Black Thoughts Matter

Black Thoughts Matter: Kanye West Takes the Red Pill

“This your last chance. After this there is no turning back. You take the blue pill, the story ends. You wake up in your bed and believe whatever you want to. You take the red pill, you stay in Wonderland, and I show you how deep the rabbit hole goes. Remember, all I’m offering is the truth. Nothing more.”

-Morpheus to Neo in the Matrix

This week many have asked whether Kanye West has gone insane. Has the creator of such social commentaries as “Gold Digger”and“No Church in the Wild”gone off the deep end? No. Kanye has just kept on commenting, but his traditional audience doesn’t like what he is saying. Kanye West has taken the Red Pill, and the Matrix falls to nothing around him. The Truth is out.

Tylenol_8_hour_pills_closeup

Image Courtesy of Wikipedia

In his famous work The Republic, Plato wrote about the allegory of the cave. In this story, many people are chained in a cave, unable to look but in a single direction, towards a flat wall. While chained there, the people could only see shadows, but because it was all they could see, they assumed that those shadows were reality. In Plato’s version, the Philosopher represented the man who could free himself from his chains and was soon forced out into the light beyond the cave. The light blinded him and frightened him, but eventually his eyes grew accustomed to the sun and he could behold the real world for the first time. When the philosopher went back to his fellows in the cave, they refused to join him and threatened him with death if he tried to force them into the light. This story is too frequently the reality of mankind, though often-times it is the artists who lead people first to the light of the Truth, whereas the philosophers only join them later after reason follows where feelings lead. Too often when the new Truth is revealed, the old vanguards who created the old false ideology fight back, whether it be to kill Socrates, Jesus, or MLK.

Today, Kanye West is the Artist who is trying to interpret and explain his feelings and is having great difficulty doing so. First, he tweeted out a photo of himself wearing a Make America Great Again hat, something that takes courage for a celebrity such as himself. Then, most controversially, Kanye did an interview with TMZ that cannot be described except as a sermon. As Kanye struggles to find the words to explain what he, the Archetypal Artist, feels, he makes some mishaps. Most precariously, he said, “When you hear about slavery for 400 years…for 400 years? That sounds like a choice.” However, this quote is deeply removed from context. I would first like to encourage everyone to watch the full interview and decide for themselves what they think that Kanye is trying to say. I will provide my interpretation here. I believe that he is saying that there is a distinction between the first 250 years of black slavery in America, ending in 1865, which was clearly not a choice, and the 150 years since then. Until the 1960s Jim Crow, segregation, and widespread discrimination made it incredibly difficult to rise up as a black person in America. That period of American history is over. Today, lawsuits over discrimination against Asians, whites, males, and conservatives have gained both prominence and momentum at places like Harvard and Big Tech. Affirmative action faces huge amounts of hatred on college campuses, and racial affirmative action is being dropped in favor of students who are the “first generation to go to college.”

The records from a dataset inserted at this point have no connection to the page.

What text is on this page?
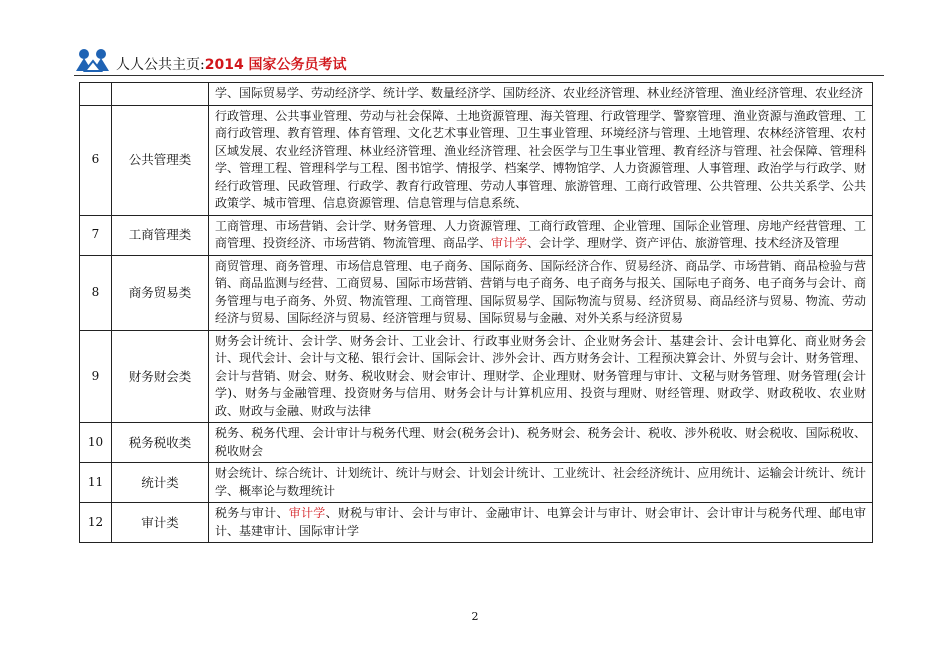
人人公共主页:2014 国家公务员考试
		学、国际贸易学、劳动经济学、统计学、数量经济学、国防经济、农业经济管理、林业经济管理、渔业经济管理、农业经济
6	公共管理类	行政管理、公共事业管理、劳动与社会保障、土地资源管理、海关管理、行政管理学、警察管理、渔业资源与渔政管理、工商行政管理、教育管理、体育管理、文化艺术事业管理、卫生事业管理、环境经济与管理、土地管理、农林经济管理、农村区域发展、农业经济管理、林业经济管理、渔业经济管理、社会医学与卫生事业管理、教育经济与管理、社会保障、管理科学、管理工程、管理科学与工程、图书馆学、情报学、档案学、博物馆学、人力资源管理、人事管理、政治学与行政学、财经行政管理、民政管理、行政学、教育行政管理、劳动人事管理、旅游管理、工商行政管理、公共管理、公共关系学、公共政策学、城市管理、信息资源管理、信息管理与信息系统、
7	工商管理类	工商管理、市场营销、会计学、财务管理、人力资源管理、工商行政管理、企业管理、国际企业管理、房地产经营管理、工商管理、投资经济、市场营销、物流管理、商品学、审计学、会计学、理财学、资产评估、旅游管理、技术经济及管理
8	商务贸易类	商贸管理、商务管理、市场信息管理、电子商务、国际商务、国际经济合作、贸易经济、商品学、市场营销、商品检验与营销、商品监测与经营、工商贸易、国际市场营销、营销与电子商务、电子商务与报关、国际电子商务、电子商务与会计、商务管理与电子商务、外贸、物流管理、工商管理、国际贸易学、国际物流与贸易、经济贸易、商品经济与贸易、物流、劳动经济与贸易、国际经济与贸易、经济管理与贸易、国际贸易与金融、对外关系与经济贸易
9	财务财会类	财务会计统计、会计学、财务会计、工业会计、行政事业财务会计、企业财务会计、基建会计、会计电算化、商业财务会计、现代会计、会计与文秘、银行会计、国际会计、涉外会计、西方财务会计、工程预决算会计、外贸与会计、财务管理、会计与营销、财会、财务、税收财会、财会审计、理财学、企业理财、财务管理与审计、文秘与财务管理、财务管理(会计学)、财务与金融管理、投资财务与信用、财务会计与计算机应用、投资与理财、财经管理、财政学、财政税收、农业财政、财政与金融、财政与法律
10	税务税收类	税务、税务代理、会计审计与税务代理、财会(税务会计)、税务财会、税务会计、税收、涉外税收、财会税收、国际税收、税收财会
11	统计类	财会统计、综合统计、计划统计、统计与财会、计划会计统计、工业统计、社会经济统计、应用统计、运输会计统计、统计学、概率论与数理统计
12	审计类	税务与审计、审计学、财税与审计、会计与审计、金融审计、电算会计与审计、财会审计、会计审计与税务代理、邮电审计、基建审计、国际审计学
2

Kanye West goes on to describe what he means by the last 150 years of slavery. He breaks it down into two different parts. Firstly, he says that black people in America have imprisoned their minds by creating social norms that are policed to the extreme. A recent NPR article titled What the Kanye West Controversy can Teach us about Black Votersagrees with this sentiment, citing that black people are more likely to say that they vote for democrats when asked by a black pollster than a white one. Kanye describes his alternative as “free thought,” saying that “you can’t tell me nothin’.” In this way Kanye West is trying to free his fellow man. Kanye has left Plato’s cave; he is a free thinker and a free man. Kanye West specifically says that black people need to forgive white people for slavery. This is a radical idea to say the least, but one that is closely tied to the Christian ideal of forgiveness for all loving both your neighbor and your enemy.

The second imprisonment that Kanye West sees is chains that restrain your belief in yourself. He describes how his daughter was told at school by a white teacher that she was black, and he asks, “what does it mean to be black in America if a white teacher tells her that she’s black?” He goes on to ask people to not hold themselves back. In America today, if someone works hard for success, they will achieve it. The left-leaning Brookings Institute noted that only 2% of people that followed three simple rules live in poverty in the United States and most have joined the middle class: graduate high school, get a job, and wait until 21 to get married and have children. Kanye has been successful, now he wants others to stop holding themselves back because they believe they can’t make it in America. They are wrong. As the poem “Invictus”by William Ernest Henley declares, “I am the master of my fate.” Kanye is asking people to think for themselves; Kanye is asking that people free themselves, grab hold of their destiny, and make it into what they want it to be. I hope they do.